1) Tout d’abord, il faut se rendre à l’évidence qu’en réalité le système d’entreprises publiques (nationalisées) et le « capitalisme d’Etat » (certains préfèrent la notion de socialisme) permettent à une petite élite, tels un Jean-Yves Haberer (président du Crédit Lyonnais entre 1988 et 1993), un Jean-Claude Trichet ou un Jean-Louis Butch (secrétaire général de la Commission bancaire en France), de faire valoir, aux dépens du contribuable, leurs intérêts et ambitions personnelles. On est très loin de l’Etat-gardien d’un intérêt général quelconque. Quelle belle leçon de morale publique que de se mettre dans l’illégalité aux Etats-Unis pour affaires frauduleuses et de se commettre avec les escrocs.

2) Ensuite, l’Etat s’avère un mauvais gestionnaire et un très mauvais banquier. Un système nationalisé, à la différence du système de banques privées, pousse logiquement à l’irresponsabilité. Le banquier fonctionnaire n’est pas la meilleure formule pour inciter le dirigeant à bien gérer les risques et le patrimoine de la banque.

3) Enfin, l’Etat-actionnaire est un mauvais « propriétaire ». Alors que théoriquement les entreprises publiques, comme le Crédit Lyonnais, sont la propriété de chaque citoyen, en réalité, une telle forme de propriété publique est source d’inefficacité et de gaspillages.

Ainsi, si l’affaire du Lyonnais fut possible, c’est parce que l’Etat, actionnaire majoritaire et propriétaire de jure et de facto (ayant le pouvoir de contrôle), n’a pas agi correctement pour limiter les dégâts (à la différence des propriétaires et actionnaires privés d’une banque qui sont incités à chercher les informations et à sanctionner la mauvaise gestion).

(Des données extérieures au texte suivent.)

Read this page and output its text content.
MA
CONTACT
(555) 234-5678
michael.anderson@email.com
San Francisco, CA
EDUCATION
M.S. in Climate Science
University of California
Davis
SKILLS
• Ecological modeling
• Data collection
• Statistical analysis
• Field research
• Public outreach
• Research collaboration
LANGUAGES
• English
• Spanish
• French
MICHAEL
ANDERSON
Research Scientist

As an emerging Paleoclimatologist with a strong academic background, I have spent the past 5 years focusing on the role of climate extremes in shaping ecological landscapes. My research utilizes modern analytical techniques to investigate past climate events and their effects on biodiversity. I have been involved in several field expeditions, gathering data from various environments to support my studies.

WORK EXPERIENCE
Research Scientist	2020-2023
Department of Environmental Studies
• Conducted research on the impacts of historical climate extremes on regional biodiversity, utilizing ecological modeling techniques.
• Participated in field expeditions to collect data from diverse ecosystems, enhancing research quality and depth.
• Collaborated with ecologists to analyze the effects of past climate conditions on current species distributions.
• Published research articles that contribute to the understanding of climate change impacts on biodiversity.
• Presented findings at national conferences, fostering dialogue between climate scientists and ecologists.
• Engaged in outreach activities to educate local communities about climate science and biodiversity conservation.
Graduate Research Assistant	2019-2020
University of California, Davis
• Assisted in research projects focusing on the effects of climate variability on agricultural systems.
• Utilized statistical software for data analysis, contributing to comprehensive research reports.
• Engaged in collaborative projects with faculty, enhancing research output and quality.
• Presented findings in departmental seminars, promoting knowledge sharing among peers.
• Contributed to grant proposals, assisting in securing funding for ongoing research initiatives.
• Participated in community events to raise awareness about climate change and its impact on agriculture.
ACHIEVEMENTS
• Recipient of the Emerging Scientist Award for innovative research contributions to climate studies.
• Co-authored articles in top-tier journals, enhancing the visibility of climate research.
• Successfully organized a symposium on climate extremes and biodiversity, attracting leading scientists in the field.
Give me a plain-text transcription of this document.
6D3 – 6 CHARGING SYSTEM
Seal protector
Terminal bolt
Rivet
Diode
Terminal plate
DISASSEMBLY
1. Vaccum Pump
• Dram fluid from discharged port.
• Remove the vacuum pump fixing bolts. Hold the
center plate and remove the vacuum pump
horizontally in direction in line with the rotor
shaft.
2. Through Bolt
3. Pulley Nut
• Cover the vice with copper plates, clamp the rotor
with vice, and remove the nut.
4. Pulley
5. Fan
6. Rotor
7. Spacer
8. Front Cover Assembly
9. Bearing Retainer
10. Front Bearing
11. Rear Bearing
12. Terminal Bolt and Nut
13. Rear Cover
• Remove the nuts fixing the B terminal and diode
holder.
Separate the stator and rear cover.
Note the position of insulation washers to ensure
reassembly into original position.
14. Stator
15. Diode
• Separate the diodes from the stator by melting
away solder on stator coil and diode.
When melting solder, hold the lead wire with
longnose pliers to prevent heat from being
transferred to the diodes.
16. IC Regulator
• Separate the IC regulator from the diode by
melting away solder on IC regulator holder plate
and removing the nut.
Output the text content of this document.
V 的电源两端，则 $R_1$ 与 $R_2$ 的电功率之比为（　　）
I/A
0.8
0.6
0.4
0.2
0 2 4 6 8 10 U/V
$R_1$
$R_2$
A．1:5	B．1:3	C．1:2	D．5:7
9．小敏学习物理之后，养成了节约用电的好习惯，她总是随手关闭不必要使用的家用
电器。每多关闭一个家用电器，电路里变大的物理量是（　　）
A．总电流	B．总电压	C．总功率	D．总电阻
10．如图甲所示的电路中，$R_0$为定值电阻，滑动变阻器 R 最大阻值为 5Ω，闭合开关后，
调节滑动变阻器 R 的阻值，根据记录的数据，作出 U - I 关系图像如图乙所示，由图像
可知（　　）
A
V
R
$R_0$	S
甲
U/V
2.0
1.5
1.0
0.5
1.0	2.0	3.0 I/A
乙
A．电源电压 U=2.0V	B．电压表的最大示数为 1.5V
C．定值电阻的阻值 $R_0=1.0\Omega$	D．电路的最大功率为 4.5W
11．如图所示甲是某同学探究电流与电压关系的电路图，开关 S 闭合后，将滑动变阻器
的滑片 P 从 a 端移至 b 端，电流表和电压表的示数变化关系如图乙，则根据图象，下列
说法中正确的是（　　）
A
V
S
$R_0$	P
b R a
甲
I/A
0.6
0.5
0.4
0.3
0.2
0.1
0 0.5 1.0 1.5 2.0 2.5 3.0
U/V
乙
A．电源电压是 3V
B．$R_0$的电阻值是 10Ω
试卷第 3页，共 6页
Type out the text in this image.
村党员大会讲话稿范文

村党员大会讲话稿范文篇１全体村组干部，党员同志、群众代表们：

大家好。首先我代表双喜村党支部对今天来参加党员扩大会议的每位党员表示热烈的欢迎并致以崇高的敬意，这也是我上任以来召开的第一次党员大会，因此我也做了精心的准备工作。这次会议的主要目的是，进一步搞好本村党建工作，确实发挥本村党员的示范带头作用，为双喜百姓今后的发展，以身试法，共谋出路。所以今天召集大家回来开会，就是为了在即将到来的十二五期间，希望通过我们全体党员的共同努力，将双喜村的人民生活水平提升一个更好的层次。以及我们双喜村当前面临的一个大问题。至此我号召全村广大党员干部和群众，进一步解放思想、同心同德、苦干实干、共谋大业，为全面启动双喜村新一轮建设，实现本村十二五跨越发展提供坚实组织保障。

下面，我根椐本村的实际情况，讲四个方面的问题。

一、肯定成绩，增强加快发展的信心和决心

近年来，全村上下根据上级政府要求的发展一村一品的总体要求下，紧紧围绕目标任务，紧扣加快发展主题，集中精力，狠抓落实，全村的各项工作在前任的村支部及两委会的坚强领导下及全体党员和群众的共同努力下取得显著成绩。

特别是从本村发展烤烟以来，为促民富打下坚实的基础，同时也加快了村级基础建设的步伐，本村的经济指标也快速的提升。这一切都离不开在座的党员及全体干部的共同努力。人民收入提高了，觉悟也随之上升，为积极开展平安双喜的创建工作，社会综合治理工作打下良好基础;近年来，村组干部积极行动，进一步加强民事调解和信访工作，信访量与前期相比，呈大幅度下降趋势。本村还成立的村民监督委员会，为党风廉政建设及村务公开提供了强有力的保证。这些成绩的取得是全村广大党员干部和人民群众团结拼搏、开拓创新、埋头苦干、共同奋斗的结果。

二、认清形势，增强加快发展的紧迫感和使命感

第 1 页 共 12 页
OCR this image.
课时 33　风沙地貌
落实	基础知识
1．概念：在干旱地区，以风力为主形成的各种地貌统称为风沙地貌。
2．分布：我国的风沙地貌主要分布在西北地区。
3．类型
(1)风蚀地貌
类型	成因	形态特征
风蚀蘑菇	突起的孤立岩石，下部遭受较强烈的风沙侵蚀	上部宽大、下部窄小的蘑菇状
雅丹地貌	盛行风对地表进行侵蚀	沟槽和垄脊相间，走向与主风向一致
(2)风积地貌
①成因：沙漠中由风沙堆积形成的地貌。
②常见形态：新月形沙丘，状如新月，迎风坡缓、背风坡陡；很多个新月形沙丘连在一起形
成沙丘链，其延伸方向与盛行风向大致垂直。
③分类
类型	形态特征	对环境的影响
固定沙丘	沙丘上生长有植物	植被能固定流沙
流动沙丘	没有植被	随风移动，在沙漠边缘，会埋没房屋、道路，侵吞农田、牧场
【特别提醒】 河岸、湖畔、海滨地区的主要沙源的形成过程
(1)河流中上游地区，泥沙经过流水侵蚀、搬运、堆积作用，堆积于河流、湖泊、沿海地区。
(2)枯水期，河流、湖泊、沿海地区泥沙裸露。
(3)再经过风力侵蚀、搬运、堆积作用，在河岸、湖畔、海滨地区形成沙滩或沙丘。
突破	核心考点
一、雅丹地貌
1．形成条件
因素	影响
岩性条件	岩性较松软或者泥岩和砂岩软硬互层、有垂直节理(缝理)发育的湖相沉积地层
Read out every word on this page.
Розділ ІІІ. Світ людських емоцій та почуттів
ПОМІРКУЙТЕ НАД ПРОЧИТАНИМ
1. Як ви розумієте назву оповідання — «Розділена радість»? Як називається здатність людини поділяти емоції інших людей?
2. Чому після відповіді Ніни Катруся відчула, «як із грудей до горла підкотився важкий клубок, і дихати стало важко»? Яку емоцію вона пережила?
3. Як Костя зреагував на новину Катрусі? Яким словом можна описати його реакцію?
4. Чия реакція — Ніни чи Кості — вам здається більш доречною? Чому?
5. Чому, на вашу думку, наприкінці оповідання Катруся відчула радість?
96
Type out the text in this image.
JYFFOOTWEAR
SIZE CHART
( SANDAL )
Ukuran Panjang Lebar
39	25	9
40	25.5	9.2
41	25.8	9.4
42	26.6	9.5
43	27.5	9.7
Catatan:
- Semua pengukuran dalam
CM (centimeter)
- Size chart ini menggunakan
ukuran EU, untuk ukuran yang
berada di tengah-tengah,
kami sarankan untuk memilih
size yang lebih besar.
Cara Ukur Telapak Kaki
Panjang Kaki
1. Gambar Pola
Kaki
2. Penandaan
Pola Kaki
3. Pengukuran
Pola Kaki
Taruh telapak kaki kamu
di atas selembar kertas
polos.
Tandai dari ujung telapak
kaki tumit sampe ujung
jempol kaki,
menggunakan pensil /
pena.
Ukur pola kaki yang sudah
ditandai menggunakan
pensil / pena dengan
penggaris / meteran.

La collusion des parties, responsables de la gestion de la banque (Trésor, Banque de France, Ministre de l’économie, Commission bancaire) s’est faite aux dépens des véritables propriétaires théoriques—les citoyens—qui en définitive vont payer la facture. Et des gadgets, comme la création en 1995 du Consortium de Réalisation (assumant les pertes du Crédit Lyonnais) n’y changeront rien : les Français devront débourser dans cette aventure au moins 100 milliards de francs.

Mais les conséquences de ce scandale vont au-delà des frontières hexagonales. En effet, la mise en examen de Trichet, qui a été désigné comme le successeur de Wim Duisenberg à la tête de la Banque Centrale Européenne à la mi-2002, ne fait que rendre plus incertaine la gestion future de la monnaie unique et renforce la méfiance des opérateurs sur le marché des changes vis-à-vis de l'euro. L'affaire du Crédit Lyonnais n'aura contribué qu'un peu plus à sa chute spectaculaire.

En conclusion, le bon sens et la justice exigent que l’Etat et les politiques se désengagent du domaine bancaire et financier. Liberté, droits de propriété privée dans le domaine de la banque et responsabilité bancaire vont ensemble et sont indissociables.


Mots-clés : Banque, Entreprise publique, Finance, Nationalisation, Trésor public.